26 July 2009 2000
Again I've been a bit lax in my daily writing. I guess I justify myself a bit by writing volumes every other day. Yeah, that's it.
Anyway, this has been a very intense weekend. It wasn't that stressful, overworked, honey-do, family drama kind of weekend, but more of a very constructive, soul searching, convening with my wife kind of thing.
We've talked practically nonstop since Friday night. We've been trying to figure out the path to that “perfect” life. I've had to admit that there's no real future in my job; that, if we really wanted to go somewhere we would really love to call home, I'm at the mercy of the availability of positions in my tiny little cozy niche of a career field. Sure, I'll get raises periodically, but this job offers no potential for real advancement. I'd have to change career field completely, and I'm quite under-qualified to do that, at least on paper.
We've been discussing her options, and after being out of the Army for these past few years and being a stay-at-home mom this whole time, she feels that her options are even more limited than mine. Getting her foot in the door in the GS system might help us financially in the short term, but it really doesn't lend itself to the life that she wants to live. She's quite convinced, and I tend to agree, that getting back in the Army, as an officer, of course, would be the only way for her to live the life she really wants to live.
Happy wife, happy life.
We actually sat down and did the math, and, I have to say, the numbers don't lie. Her income would exceed mine in four years, and if she went the distance we'd be living quite comfortably, financially at least, for the rest of our lives.

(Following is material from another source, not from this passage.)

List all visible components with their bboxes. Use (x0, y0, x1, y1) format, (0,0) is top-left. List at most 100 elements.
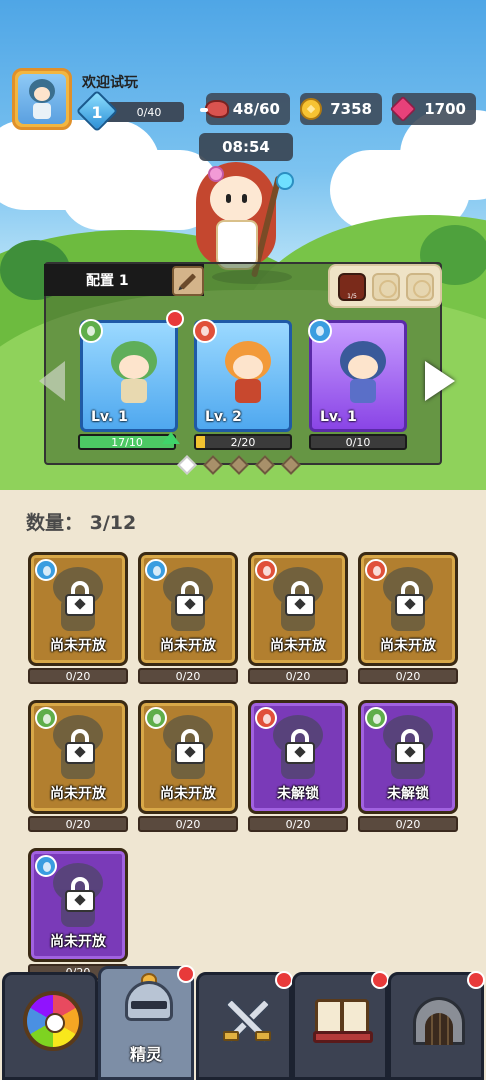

She told me that once she reaches a rank that pays her well enough I could focus on writing full time if I wanted to.
My perfect life?
What if I woke up tomorrow, and my wife were a Major in the US Army and very happy in her job, our healthcare was completely covered, our son's education was provided for him, we had good life insurance, a solid retirement plan, a substantial housing allowance, and I had all the time in the world to focus on writing, design, and music? How would I feel? Overjoyed. What would I do? I'd write, design, and play music. I'd also spend quality time with our son and be involved in his activities, in a non-invasive way, of course.
Would I work if I didn't have to anymore? I'm sure I'd go nuts if I didn't, but even so, she's referring to my writing as legitimate work, which means that she really believes in my potential. That or she could be convinced that I really don't have what it takes to keep a job long enough to retire from it. I know her though, if she felt that way she'd say so.
I need to write. I need to dedicate myself to it completely, and she is offering me that option on a silver platter.
We know that we would be faced with times of prolonged separation, but both of us knew that we may be facing that from the day we got married. We were both in the Army, but that never guaranteed that we'd be spending every day together. In fact, quite the opposite. We're quite secure in our relationship so the time apart will not drive a rift between us. We'll be fine. More than fine, actually. We are tech savvy after all, and staying in visual and audio contact has never been as easy or as reliable as it is now. For us it would be an excuse to buy a really loaded laptop for her, something that would make both of us giddy.
I'm no longer afraid that I might not be able to take care of us financially or be able to elevate us to the lifestyle we desire. I'm also no longer afraid of relying on her. She's not a quitter by any means. If anything, she wants back in so that she can actually finish what she started 9 years ago. She's dedicated and when she wants something nothing can stop her from getting it. That's one of the many reasons I love her so much. She's driven.
So we'll still be moving every few years for a while. Oh well. I don't know any other way to live. Besides, she'll be able to get us to Hawaii and we'd actually be able to afford to live there. What a horrible move that would be, eh?
This is not something that we'd be jumping into lightly, or quickly, for that matter. It may be over 18 months before she'd get sent to OCS. That does give us a solid time table to work with, which is quite the positive. It also gives us time to consider alternative options should this not pan out the way we want. I do say that somewhat tongue in cheek though, since she always gets what she wants.
Can I live with the thought that I may be relying on my wife to lead us to prosperity? I trust her implicitly. I believe in her. Relying on her is right. It is the wise thing to do. By all means, yes, I can live with that thought. Things work out so much better when I let her do things her way. She's so much more intuitive than I, and she does have my best interests in mind.
Do I want this life? Yes. I do. Of course I already said that on the 1st of July, 2000, in Reno, Nevada, when the best thing in my life happened to me.